Nigeria rode on a wonderful brace from Ahmed Musa to keep themselves — and Argentina — alive for the knockouts with a 2-0 victory over Iceland at the Volgograd Arena on Friday.
Both came from counter-attacks, when Iceland deployed more men upfront in search of a goal. Their players ran hard but often misplaced passes and Nigeria did the rest, benefiting from the mistakes. But the biggest mistake of the night and one that came at a very crucial juncture was from Gylfi Sigurdsson in the 83rd minute — missing a penalty that could have put the ‘Vikings’ back into the game.
Having gone behind twice in the second-half, Iceland raged up attacks but hardly threatened the Nigeria goal, whose one mistake could have proved costly in the end. Alfreð Finnbogason — Iceland’s only World Cup goal scorer — was tripped by substitute Tyronne Ebuehi as the former chased a ball that had almost gone out of play. It looked a ridiculous foul and although the referee Matthew Conger signaled a goal-kick, he reversed his decision after VAR had been referred to.
It however was of no use to the World Cup debutants after Everton midfielder Sigurdsson blew his shot over the bar and Nigeria breathed a sigh of relief. The ‘Super Eagles’ had done their job though, scoring twice in the space of 30 minutes after going the entire first-half without a shot attempted, a half they stroked the ball as any bypasser would do.
Things however looked different as they came bombing down in the second, needing only four minutes to find the net. Kelechi Iheanacho started a quick counter, passing the ball to Victor Moses before Musa scored. The Leicester forward showing immense control upon receiving the cross from the former, before thunder-bolting it into the goal.

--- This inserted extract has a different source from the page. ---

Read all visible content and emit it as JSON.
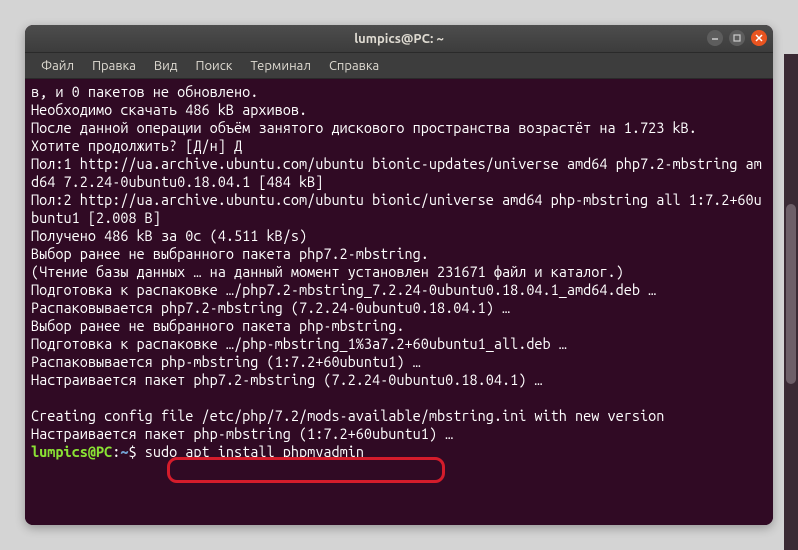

Then 25 minutes later they had their second, from another quick counter. This time it was Kenneth Omeruo clearing another Icelandic attack with a long-shot that found Musa on the left. The 25-year-old did the rest, running and running fast before beating a charging Hannes Halldórsson with guile and firing the ball into the top left. This was the first time Nigeria scored twice in a World Cup match ever since the 2-0 victory over Greece in 1994.

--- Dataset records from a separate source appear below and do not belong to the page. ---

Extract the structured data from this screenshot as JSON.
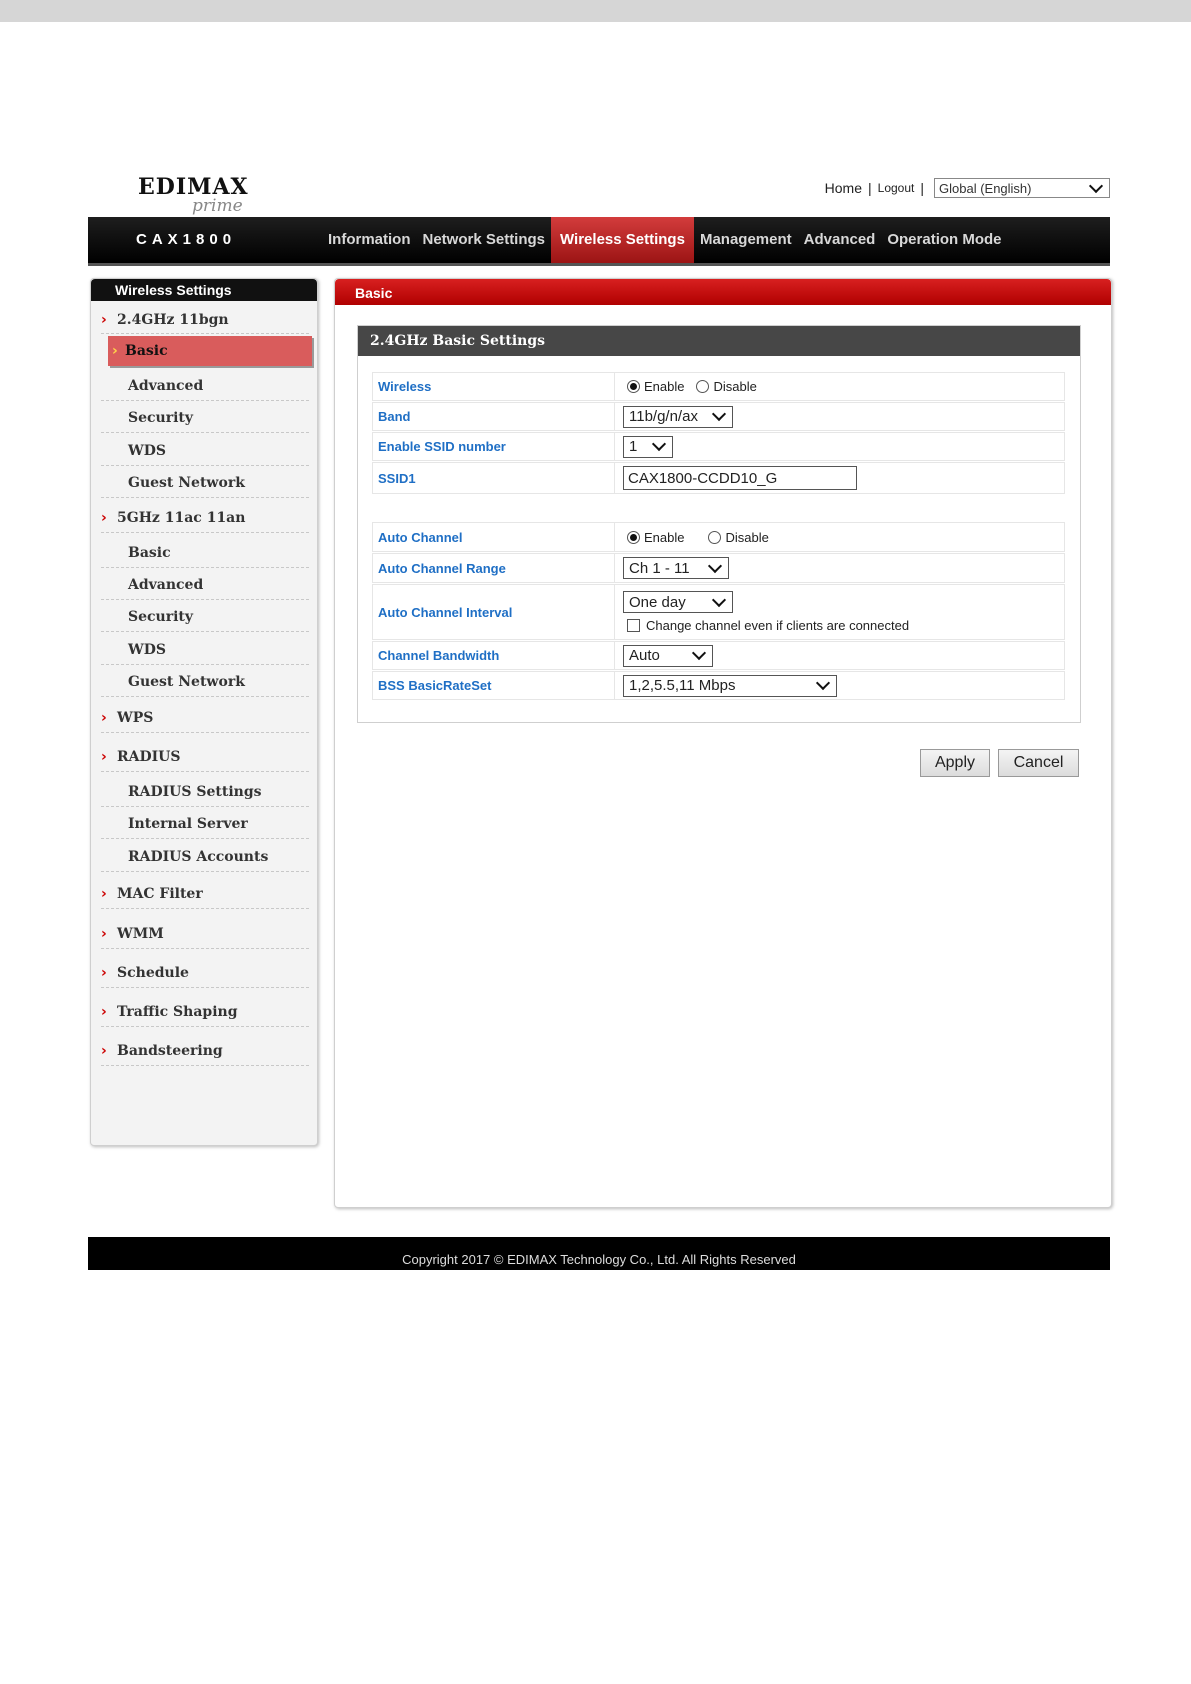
{
  "header": {
    "logo_text": "EDIMAX",
    "logo_sub": "prime",
    "home_link": "Home",
    "logout_link": "Logout",
    "language": "Global (English)"
  },
  "nav": {
    "model": "CAX1800",
    "items": [
      "Information",
      "Network Settings",
      "Wireless Settings",
      "Management",
      "Advanced",
      "Operation Mode"
    ],
    "active": "Wireless Settings"
  },
  "sidebar": {
    "title": "Wireless Settings",
    "items": [
      {
        "label": "2.4GHz 11bgn",
        "level": 1
      },
      {
        "label": "Basic",
        "level": 2,
        "active": true
      },
      {
        "label": "Advanced",
        "level": 2
      },
      {
        "label": "Security",
        "level": 2
      },
      {
        "label": "WDS",
        "level": 2
      },
      {
        "label": "Guest Network",
        "level": 2
      },
      {
        "label": "5GHz 11ac 11an",
        "level": 1
      },
      {
        "label": "Basic",
        "level": 2
      },
      {
        "label": "Advanced",
        "level": 2
      },
      {
        "label": "Security",
        "level": 2
      },
      {
        "label": "WDS",
        "level": 2
      },
      {
        "label": "Guest Network",
        "level": 2
      },
      {
        "label": "WPS",
        "level": 1
      },
      {
        "label": "RADIUS",
        "level": 1
      },
      {
        "label": "RADIUS Settings",
        "level": 2
      },
      {
        "label": "Internal Server",
        "level": 2
      },
      {
        "label": "RADIUS Accounts",
        "level": 2
      },
      {
        "label": "MAC Filter",
        "level": 1
      },
      {
        "label": "WMM",
        "level": 1
      },
      {
        "label": "Schedule",
        "level": 1
      },
      {
        "label": "Traffic Shaping",
        "level": 1
      },
      {
        "label": "Bandsteering",
        "level": 1
      }
    ]
  },
  "content": {
    "title": "Basic",
    "panel_title": "2.4GHz Basic Settings",
    "fields": {
      "wireless": {
        "label": "Wireless",
        "enable": "Enable",
        "disable": "Disable",
        "value": "Enable"
      },
      "band": {
        "label": "Band",
        "value": "11b/g/n/ax"
      },
      "ssid_number": {
        "label": "Enable SSID number",
        "value": "1"
      },
      "ssid1": {
        "label": "SSID1",
        "value": "CAX1800-CCDD10_G"
      },
      "auto_channel": {
        "label": "Auto Channel",
        "enable": "Enable",
        "disable": "Disable",
        "value": "Enable"
      },
      "auto_channel_range": {
        "label": "Auto Channel Range",
        "value": "Ch 1 - 11"
      },
      "auto_channel_interval": {
        "label": "Auto Channel Interval",
        "value": "One day",
        "checkbox_label": "Change channel even if clients are connected",
        "checkbox_checked": false
      },
      "channel_bandwidth": {
        "label": "Channel Bandwidth",
        "value": "Auto"
      },
      "bss_basic_rate_set": {
        "label": "BSS BasicRateSet",
        "value": "1,2,5.5,11 Mbps"
      }
    },
    "apply_label": "Apply",
    "cancel_label": "Cancel"
  },
  "footer": {
    "copyright": "Copyright 2017 © EDIMAX Technology Co., Ltd. All Rights Reserved"
  }
}
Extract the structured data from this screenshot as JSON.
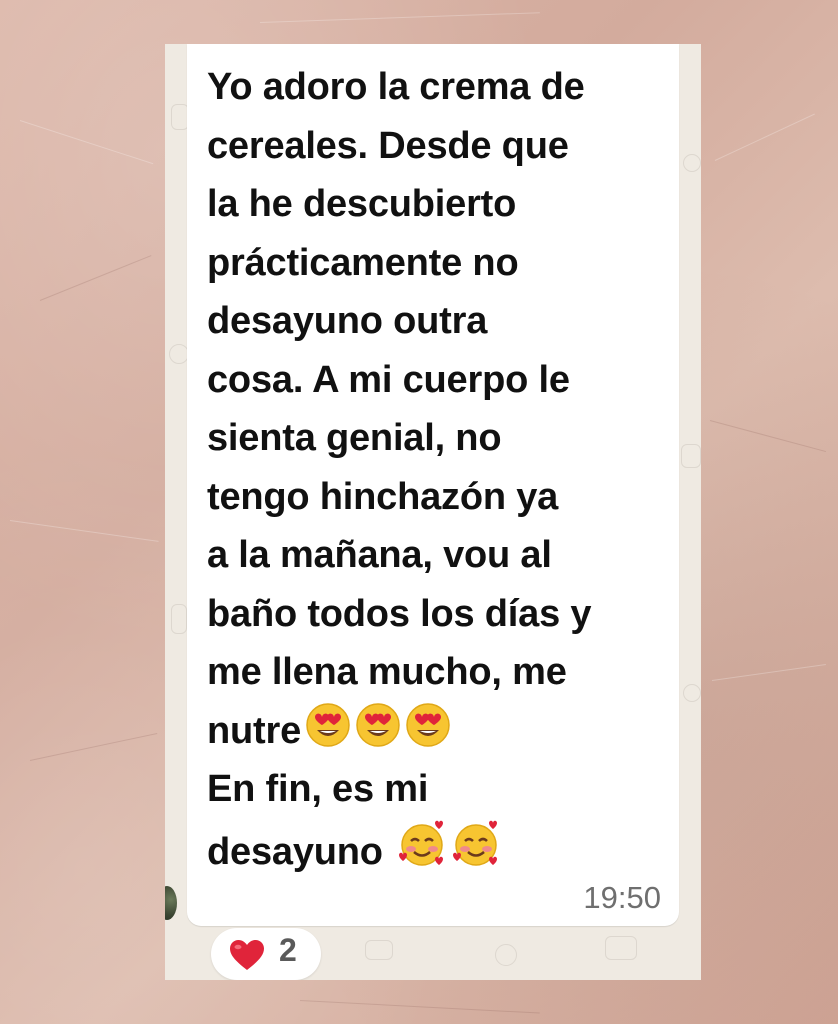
{
  "message": {
    "lines": [
      "Yo adoro la crema de",
      "cereales. Desde que",
      "la he descubierto",
      "prácticamente no",
      "desayuno outra",
      "cosa. A mi cuerpo le",
      "sienta genial, no",
      "tengo hinchazón ya",
      "a la mañana, vou al",
      "baño todos los días y",
      "me llena mucho, me",
      "nutre",
      "En fin, es mi",
      "desayuno"
    ],
    "emojis": {
      "line_12": [
        "heart-eyes-emoji",
        "heart-eyes-emoji",
        "heart-eyes-emoji"
      ],
      "line_14": [
        "smiling-face-with-hearts-emoji",
        "smiling-face-with-hearts-emoji"
      ]
    },
    "time": "19:50"
  },
  "reaction": {
    "emoji": "red-heart-icon",
    "count": "2"
  },
  "colors": {
    "bubble": "#ffffff",
    "chat_background": "#efeae2",
    "paper_background": "#d8b2a4",
    "text": "#111111",
    "timestamp": "#6f6f6f",
    "heart": "#e0243a",
    "emoji_face": "#f7c531"
  }
}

It left a huge mountain for Iceland to climb and although they had earned the penalty nine minutes before the final hoot, it wasn’t meant to be and now after a gritty 1-1 draw against Argentina in the previous match, they face a must-win situation against Croatia in their final group game.
Nigeria on the other opened up their chances of qualifying and need just a draw to enter the knockouts.